Ähnliches gilt für die Masern-Mumps-Röteln-Impfung (MMR), die von der Kommission ab einem Alter von 12 Monaten empfohlen wird. Diese Impfung wird vor allem wegen des gefährlichen Krankheitsverlaufs im Erwachsenenalter vorgenommen, wohingegen Kinder die Erkrankungen zumeist problemlos überstehen. Während die Masern zu Hirnhautentzündung führen können, sind Röteln eine große Gefahr für Mütter und das ungeborene Kind während der Schwangerschaft. Bei Ansteckungen während einer Schwangerschaft kann es zu einer Fehlgeburt bzw.

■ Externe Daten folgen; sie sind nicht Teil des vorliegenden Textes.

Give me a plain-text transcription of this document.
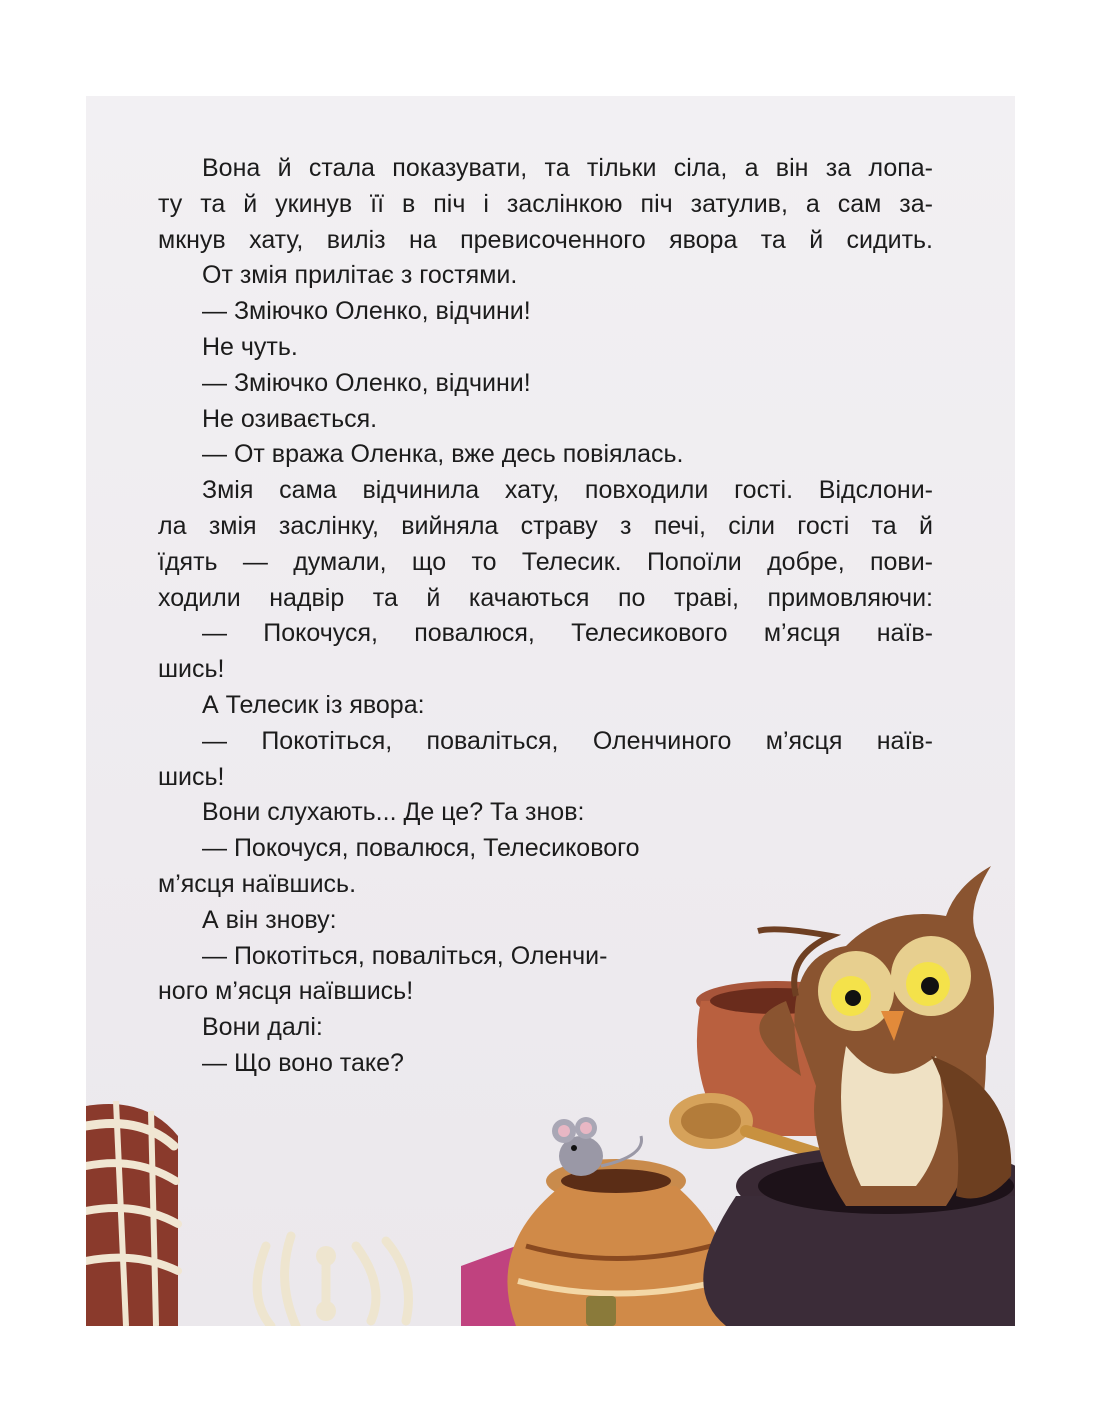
Вона й стала показувати, та тільки сіла, а він за лопа-
ту та й укинув її в піч і заслінкою піч затулив, а сам за-
мкнув хату, виліз на превисоченного явора та й сидить.
От змія прилітає з гостями.
— Змiючко Оленко, вiдчини!
Не чуть.
— Змiючко Оленко, вiдчини!
Не озивається.
— От вража Оленка, вже десь повiялась.
Змiя сама вiдчинила хату, повходили гостi. Вiдслони-
ла змія заслінку, вийняла страву з печі, сіли гості та й
їдять — думали, що то Телесик. Попоїли добре, пови-
ходили надвiр та й качаються по травi, примовляючи:
— Покочуся, повалюся, Телесикового м’ясця наїв-
шись!
А Телесик iз явора:
— Покотiться, повалiться, Оленчиного м’ясця наїв-
шись!
Вони слухають... Де це? Та знов:
— Покочуся, повалюся, Телесикового
м’ясця наївшись.
А вiн знову:
— Покотiться, повалiться, Оленчи-
ного м’ясця наївшись!
Вони далi:
— Що воно таке?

Missbildungen des Kindes kommen, weshalb die Stiko auch jungen Frauen ohne Impfschutz nachträglich eine Behandlung anrät. Bei Jungen, die an Mumps erkranken, besteht neben dem Risiko, an einer Hirnhautentzündung zu erkranken, die Gefahr einer Hodenentzündung, die vereinzelt zu Unfruchtbarkeit führen kann. Gleichwohl kann die Impfung problemlos später, etwa im Alter von 11 oder 12 Jahren, durchgeführt werden.